The Pleasant Grove

by Aimee Harvey

The place I was born was neither magical nor dream-like, but for us—her seven and I five—it was a place of wonder. The truth of it, though, was that my cousin and I were simply too young to realize the grim conditions in which we lived. The place we grew up was called Pleasant Grove, which proved itself to be a lie of a name because it was neither pleasant nor a grove of any sort, it was instead an ugly place, the bad part of an urban paradise. There, the houses had walls with holes in them, and pieces of old and broken-down cars littered the lawns around us. But this is something one does not notice until they grow older, when they become desensitized to the wonder of even the most magical places. Of my time there, I can only remember the summers, which were always unbearable and humid. The air was always thick and our hair was always frizzy; we were happy and we did as we pleased. We were ignorant to the ugliness, to the despair felt by those who lived in that place, many of whom could never leave.
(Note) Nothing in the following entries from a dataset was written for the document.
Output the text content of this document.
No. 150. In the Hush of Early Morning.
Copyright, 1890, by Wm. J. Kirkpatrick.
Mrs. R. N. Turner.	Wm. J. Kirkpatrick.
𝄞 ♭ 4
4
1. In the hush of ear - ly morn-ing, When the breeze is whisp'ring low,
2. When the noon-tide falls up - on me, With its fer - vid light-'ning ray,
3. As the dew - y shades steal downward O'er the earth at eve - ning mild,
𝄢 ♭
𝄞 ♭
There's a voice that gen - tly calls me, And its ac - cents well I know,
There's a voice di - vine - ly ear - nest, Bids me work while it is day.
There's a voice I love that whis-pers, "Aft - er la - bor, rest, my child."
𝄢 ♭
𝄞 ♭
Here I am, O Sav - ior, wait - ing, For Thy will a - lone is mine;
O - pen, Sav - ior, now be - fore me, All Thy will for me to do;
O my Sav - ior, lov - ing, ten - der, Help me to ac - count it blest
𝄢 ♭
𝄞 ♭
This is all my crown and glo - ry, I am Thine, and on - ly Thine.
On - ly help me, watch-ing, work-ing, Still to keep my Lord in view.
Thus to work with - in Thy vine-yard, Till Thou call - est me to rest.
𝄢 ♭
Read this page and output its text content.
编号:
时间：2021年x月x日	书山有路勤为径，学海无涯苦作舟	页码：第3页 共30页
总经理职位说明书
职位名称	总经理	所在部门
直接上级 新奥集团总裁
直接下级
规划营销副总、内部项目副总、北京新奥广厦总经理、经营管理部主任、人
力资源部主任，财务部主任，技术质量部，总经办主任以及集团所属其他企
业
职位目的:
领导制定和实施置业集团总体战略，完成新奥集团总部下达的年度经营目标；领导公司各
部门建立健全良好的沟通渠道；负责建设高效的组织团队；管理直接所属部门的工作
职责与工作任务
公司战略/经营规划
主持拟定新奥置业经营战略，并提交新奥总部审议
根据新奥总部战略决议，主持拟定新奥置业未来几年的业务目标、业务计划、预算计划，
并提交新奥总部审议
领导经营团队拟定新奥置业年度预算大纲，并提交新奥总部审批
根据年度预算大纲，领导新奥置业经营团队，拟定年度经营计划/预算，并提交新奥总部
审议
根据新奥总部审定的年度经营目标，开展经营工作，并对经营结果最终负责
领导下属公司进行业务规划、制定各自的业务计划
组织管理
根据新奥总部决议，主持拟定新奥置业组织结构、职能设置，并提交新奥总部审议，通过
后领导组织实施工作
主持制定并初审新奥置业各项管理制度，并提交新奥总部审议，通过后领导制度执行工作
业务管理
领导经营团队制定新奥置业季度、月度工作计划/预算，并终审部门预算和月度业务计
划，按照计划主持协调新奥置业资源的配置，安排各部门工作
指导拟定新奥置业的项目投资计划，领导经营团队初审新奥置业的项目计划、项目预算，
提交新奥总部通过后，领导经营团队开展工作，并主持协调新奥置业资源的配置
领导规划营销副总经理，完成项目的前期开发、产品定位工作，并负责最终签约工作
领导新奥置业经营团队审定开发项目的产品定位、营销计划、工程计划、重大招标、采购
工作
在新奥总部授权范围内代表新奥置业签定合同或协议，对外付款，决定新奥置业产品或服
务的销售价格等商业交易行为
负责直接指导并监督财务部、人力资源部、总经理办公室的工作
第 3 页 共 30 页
For us, though, every single day there was one of exciting routine. We’d circle the pecan trees in the yard of our neighbor, and gather the pecans in plastic bags our grandmother saved from the grocery store. We would crack the shells in the way our grandfather had taught us, enjoying the fruits of our labor between slurps from the garden hose. We’d pet the goat that my grandmother had stolen from my grandfather, who lived across the street, partly to spite her ex-husband and partly to save the goat from being turned into dinner. The goat was kept in a makeshift pen made of chicken wire in our backyard, and we would squat beside him, laughing at the socks my grandmother had taped to his horns to keep them from causing us pain. During the evenings, we would be taken by the hand to St. Augustine to show our devotion. We would sit in the pews in a room lit softly by white candles, in peaceful silence. We would clasp the plastic beads we were given, not really knowing what anything meant. This was youth, but this was ignorance. This was poverty, but this was bliss.

Aimee Harvey is a nursing student at the University of Arizona.